I’ve made some progress. Most day’s I earn a “B” in this category. Some days and strings of days, I really lock into a healthy mindset that’s even better. But on the occasions when my more intense anxiety surfaces, and my ability to access these new skills becomes compromised, I can actually observe myself getting pulled away from wise mind, sucked into fear and muddled thinking, feeling unworthy and unloveable.

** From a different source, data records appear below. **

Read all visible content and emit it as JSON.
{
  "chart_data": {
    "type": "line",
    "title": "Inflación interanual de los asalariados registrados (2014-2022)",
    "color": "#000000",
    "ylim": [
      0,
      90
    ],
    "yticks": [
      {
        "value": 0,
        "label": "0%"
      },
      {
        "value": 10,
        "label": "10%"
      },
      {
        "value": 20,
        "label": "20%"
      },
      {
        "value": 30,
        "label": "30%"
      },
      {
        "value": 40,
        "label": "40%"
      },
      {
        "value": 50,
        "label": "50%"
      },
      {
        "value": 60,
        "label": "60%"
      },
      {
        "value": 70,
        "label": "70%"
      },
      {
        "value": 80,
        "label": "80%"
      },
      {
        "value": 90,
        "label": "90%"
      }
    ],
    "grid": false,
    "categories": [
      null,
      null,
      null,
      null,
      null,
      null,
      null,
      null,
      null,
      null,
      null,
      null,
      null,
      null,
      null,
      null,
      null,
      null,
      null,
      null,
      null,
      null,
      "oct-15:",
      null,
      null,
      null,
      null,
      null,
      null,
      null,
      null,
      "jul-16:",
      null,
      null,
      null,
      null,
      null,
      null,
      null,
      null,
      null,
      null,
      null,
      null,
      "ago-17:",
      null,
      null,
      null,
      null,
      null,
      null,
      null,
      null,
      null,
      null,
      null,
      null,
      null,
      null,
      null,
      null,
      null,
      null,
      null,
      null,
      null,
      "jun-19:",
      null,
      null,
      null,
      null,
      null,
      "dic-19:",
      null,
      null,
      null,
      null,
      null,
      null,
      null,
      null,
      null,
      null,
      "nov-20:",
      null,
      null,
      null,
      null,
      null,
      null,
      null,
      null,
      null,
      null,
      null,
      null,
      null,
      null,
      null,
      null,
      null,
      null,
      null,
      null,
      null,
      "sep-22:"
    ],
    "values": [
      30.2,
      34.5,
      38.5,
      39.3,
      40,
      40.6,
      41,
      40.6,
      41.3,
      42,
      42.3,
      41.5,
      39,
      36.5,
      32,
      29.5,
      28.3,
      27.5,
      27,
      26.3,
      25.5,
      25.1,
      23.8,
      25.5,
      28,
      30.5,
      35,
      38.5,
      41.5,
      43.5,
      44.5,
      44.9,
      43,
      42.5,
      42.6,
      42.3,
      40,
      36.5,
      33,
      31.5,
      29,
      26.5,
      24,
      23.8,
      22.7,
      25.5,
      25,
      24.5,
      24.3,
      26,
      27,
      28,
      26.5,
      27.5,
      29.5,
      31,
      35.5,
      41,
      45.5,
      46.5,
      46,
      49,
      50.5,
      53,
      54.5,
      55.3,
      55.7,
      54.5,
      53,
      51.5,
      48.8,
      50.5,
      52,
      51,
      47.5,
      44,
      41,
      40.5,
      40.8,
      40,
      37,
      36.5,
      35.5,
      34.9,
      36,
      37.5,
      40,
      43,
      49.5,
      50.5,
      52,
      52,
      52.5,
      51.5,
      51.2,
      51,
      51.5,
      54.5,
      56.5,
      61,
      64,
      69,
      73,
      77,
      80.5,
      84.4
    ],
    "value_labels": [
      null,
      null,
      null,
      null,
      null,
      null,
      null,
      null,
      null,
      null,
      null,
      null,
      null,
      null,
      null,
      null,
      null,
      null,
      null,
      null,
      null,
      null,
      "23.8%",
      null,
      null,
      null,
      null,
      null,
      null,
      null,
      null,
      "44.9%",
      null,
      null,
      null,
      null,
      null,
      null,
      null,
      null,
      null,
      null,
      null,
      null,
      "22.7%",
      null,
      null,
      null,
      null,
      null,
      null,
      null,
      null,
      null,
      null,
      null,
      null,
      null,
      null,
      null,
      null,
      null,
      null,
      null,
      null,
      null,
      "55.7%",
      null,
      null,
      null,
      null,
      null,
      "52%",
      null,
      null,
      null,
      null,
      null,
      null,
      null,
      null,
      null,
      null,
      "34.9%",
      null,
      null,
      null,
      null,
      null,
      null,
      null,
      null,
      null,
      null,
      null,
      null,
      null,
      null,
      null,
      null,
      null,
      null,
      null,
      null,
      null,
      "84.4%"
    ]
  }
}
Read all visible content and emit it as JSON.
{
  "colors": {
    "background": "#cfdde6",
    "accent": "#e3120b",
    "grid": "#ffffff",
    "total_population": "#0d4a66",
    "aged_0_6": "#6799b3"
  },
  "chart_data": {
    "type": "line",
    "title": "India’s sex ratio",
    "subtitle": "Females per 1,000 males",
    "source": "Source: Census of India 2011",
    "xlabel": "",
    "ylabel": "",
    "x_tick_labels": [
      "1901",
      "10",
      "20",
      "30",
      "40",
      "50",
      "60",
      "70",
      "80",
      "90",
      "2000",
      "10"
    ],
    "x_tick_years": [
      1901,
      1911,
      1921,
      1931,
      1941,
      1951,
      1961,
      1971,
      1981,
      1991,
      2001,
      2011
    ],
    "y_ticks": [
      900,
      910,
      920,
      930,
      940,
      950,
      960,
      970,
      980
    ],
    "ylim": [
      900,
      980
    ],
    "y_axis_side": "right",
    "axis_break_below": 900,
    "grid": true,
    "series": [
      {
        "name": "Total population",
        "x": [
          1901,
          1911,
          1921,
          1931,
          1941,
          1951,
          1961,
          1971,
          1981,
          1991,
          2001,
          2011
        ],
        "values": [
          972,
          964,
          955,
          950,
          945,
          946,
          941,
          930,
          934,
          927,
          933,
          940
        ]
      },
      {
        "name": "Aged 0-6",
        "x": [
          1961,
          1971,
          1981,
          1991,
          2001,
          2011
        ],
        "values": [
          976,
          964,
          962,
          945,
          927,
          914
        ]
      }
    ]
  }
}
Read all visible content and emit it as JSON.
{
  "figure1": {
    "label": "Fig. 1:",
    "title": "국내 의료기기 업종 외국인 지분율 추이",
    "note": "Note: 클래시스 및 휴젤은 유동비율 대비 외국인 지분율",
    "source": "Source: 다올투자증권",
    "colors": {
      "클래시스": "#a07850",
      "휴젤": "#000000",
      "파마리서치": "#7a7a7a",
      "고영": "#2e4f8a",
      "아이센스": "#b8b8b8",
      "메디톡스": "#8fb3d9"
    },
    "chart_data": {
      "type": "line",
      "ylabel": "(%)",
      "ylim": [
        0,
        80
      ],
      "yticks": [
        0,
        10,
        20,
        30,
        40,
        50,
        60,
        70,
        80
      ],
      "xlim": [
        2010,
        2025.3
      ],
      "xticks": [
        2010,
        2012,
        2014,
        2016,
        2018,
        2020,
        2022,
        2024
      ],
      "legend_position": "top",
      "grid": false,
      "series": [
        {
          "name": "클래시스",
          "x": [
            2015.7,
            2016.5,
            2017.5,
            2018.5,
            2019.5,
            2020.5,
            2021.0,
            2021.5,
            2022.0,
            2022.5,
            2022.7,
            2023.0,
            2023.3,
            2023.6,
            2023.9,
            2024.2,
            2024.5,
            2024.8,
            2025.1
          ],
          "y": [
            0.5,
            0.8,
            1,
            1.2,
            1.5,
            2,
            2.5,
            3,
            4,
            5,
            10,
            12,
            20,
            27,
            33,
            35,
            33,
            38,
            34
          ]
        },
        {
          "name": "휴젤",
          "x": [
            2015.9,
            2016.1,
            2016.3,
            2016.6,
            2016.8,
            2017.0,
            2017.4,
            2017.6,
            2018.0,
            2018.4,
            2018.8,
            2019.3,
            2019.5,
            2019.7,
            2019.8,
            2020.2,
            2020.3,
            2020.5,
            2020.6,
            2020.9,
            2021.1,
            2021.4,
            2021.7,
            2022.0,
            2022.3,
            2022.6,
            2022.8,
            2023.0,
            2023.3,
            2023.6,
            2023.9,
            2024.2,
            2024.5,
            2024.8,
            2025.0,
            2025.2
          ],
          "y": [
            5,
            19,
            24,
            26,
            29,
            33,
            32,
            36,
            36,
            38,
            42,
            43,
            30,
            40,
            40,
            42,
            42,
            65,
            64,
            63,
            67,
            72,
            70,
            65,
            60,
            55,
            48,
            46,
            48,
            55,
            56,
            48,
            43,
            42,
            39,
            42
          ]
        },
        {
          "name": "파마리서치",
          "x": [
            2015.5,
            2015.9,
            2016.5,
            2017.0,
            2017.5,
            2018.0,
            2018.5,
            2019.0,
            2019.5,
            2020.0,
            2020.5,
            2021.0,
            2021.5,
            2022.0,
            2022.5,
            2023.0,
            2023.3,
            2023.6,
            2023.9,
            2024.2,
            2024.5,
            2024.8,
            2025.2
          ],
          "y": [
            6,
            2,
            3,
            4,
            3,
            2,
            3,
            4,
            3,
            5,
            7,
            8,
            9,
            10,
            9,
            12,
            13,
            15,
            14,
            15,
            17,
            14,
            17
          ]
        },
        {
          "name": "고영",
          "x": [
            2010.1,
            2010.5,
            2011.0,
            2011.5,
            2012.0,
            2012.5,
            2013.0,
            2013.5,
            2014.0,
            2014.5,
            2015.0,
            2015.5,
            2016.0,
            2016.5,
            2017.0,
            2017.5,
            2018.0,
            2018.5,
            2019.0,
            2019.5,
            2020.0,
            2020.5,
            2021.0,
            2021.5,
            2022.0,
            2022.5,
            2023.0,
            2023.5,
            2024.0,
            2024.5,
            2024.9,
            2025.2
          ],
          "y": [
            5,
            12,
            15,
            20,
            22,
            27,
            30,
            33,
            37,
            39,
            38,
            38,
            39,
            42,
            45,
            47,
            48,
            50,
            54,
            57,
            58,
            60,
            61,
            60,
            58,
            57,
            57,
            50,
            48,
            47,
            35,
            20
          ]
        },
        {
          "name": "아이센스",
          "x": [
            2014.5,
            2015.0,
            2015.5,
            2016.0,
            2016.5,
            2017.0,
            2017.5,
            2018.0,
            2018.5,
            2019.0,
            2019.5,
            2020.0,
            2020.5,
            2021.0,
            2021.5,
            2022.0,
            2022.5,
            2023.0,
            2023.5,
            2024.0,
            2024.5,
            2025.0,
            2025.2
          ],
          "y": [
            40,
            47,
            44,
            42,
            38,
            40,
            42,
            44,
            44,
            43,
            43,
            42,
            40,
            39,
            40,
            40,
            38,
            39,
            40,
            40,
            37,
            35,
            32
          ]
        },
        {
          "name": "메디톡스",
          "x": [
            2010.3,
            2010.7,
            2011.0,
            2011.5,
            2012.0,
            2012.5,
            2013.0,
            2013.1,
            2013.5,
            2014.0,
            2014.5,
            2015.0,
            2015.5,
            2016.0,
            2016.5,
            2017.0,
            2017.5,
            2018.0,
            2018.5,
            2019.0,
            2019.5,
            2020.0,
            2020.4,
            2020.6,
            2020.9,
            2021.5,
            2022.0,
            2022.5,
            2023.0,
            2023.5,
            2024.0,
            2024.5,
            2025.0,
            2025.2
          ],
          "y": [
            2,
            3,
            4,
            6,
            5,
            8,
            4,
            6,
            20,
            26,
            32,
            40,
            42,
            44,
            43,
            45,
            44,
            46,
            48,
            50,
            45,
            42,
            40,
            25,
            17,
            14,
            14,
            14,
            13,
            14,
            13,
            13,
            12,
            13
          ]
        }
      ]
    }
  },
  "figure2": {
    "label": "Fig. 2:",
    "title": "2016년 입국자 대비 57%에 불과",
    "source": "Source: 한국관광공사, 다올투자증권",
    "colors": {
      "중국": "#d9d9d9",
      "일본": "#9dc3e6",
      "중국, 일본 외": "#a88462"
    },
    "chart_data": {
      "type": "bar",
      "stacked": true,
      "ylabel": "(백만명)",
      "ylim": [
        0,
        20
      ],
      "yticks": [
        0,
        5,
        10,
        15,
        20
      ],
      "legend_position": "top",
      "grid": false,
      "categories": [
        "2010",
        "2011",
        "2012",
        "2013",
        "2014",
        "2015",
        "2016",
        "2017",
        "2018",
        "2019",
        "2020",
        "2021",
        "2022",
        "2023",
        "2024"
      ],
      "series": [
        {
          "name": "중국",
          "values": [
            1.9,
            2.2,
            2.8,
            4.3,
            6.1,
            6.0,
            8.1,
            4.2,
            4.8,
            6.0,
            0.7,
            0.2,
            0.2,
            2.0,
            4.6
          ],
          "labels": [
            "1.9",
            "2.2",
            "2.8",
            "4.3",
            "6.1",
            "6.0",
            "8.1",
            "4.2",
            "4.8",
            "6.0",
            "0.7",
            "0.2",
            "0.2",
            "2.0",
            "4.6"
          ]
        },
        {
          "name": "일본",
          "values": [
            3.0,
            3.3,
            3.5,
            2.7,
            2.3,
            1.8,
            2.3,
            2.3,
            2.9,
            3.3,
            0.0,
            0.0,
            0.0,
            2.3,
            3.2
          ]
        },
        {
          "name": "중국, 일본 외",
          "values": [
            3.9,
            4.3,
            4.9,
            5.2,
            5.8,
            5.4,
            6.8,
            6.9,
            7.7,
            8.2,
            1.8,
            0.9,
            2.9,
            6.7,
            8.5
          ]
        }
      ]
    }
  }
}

Tara Brach, in her excellent teaching on the RAIN of self-compassion, refers to this as a trance, “a narrow, distorted reality that lasts for a time.” The trance narrows one’s focus to only see what’s wrong, forgetting the larger context of life. She proposes that the only way to widen perspective from the narrow focus on what’s wrong, is to shine a light on the trance itself, which I suppose is what i’m attempting to do here.
I’m going to write more another time about how I’ve been attempting to integrate the RAIN concepts into my life this year. It is slow and vulnerable work, and rewarding.
These last couple of weeks I have been battling the trance with some big wins and some sad losses. Wish me luck.